En conséquence, l’homme va stigmatiser sur cette dite invasion dont il est pourtant à l’origine en ignorant d’autant plus les vertus nutritionnelles, gustatives et médicinales de la sauvageonne appréciée dès la préhistoire et répertoriée depuis l’Antiquité jusqu’au Moyen-âge.

Un monopole programmé engendre un déséquilibre pour blâmer le mauvais coupable, la nature étant de nouveau perçue comme hostile. (Voir Plantes sauvages comestibles et ressources).

De plus, comme la Berce, l’Egopode appartient à la famille des ombellifères dont les fleurs parmi les plus mellifères (2) nourrissent nos insectes auxiliaires (3).

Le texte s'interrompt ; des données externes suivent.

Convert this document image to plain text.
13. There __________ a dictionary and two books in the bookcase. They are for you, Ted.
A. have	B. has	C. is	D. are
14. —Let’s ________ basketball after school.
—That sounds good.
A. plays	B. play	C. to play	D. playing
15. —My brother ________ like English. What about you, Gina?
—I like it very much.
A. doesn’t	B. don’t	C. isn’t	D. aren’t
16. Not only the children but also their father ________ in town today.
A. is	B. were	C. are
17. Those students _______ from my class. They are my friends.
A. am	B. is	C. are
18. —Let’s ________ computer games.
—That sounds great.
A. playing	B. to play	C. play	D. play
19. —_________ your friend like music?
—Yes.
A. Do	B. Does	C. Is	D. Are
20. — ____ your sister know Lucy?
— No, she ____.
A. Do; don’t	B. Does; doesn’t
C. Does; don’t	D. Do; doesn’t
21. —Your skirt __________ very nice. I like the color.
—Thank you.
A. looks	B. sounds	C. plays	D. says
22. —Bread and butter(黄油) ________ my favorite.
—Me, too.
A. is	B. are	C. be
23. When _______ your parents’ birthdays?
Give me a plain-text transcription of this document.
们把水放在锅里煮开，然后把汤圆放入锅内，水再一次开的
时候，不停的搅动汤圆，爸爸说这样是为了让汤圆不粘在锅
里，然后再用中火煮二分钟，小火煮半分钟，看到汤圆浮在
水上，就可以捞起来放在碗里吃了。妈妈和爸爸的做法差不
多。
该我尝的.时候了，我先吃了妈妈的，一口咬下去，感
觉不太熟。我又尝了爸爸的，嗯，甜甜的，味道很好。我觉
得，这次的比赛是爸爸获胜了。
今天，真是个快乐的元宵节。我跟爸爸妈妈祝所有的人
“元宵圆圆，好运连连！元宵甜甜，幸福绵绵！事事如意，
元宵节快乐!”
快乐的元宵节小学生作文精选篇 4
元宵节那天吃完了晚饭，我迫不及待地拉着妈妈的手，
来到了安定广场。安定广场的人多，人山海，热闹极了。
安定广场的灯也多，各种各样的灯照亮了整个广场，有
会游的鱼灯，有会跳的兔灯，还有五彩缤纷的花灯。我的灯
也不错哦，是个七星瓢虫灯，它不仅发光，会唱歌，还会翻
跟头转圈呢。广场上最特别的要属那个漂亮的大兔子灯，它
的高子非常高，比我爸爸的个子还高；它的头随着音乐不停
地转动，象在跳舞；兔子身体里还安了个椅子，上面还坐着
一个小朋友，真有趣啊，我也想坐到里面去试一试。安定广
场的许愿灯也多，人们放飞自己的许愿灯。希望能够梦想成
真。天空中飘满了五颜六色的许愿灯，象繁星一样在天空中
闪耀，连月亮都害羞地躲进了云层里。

Dans mon jardin en friche, j’ai incrusté l’Egopode en présence, selon les cycles, de moult plantes (Trèfle, Primevère, Benoite, Bétoine, Onagre, Gaillet gratteron, Rose trémière, Lampsane, Plantain, Ortie, Pissenlit, Berce du Caucase, etc.).

L’Egopode s’est bien développé, mais pas au dépend d’autres végétaux. De part cet enchevêtrement très dense des racines des diverses autres plantes pour une autorégulation entre tout les végétaux, vous disposerez de diverses cueillettes successives.

A propos de la Berce du Caucase, trop souvent méprisée, celle-ci était cultivée en Union Soviétique comme fourrage. Suite à la dépression agricole, la plante n’étant plus régulée par les bovins, la Berce a proliféré pour être répertoriée comme très invasive.

Dans ma friche, la Berce de Caucase reste discrète avec quelques timides rhizomes et a tout juste le temps de fleurir…

(1) Tiges souterraines horizontales traçantes produisant des pousses qui fabriqueront de nouvelles tiges traçantes…

(2) Fleurs produisant du nectar et ou du pollen

(3) 3 fois plus de prédateurs de prédateurs de plantes…

Ingrédients

  • 5 belles poignées de feuilles avec les pétioles (tiges) coupées à 5 mm, pour le reste, même ingrédients que le velouté d’Ortie

Préparation

Le gout sympathique moins prononcé que L’Ortie ou la Berce, nous oriente vers une plus grande quantité de plante qui de toute façon abonde sur les lieux de récolte.

L’Egopode est pédagogique pour séduire les personnes récalcitrantes à la nourriture sauvage.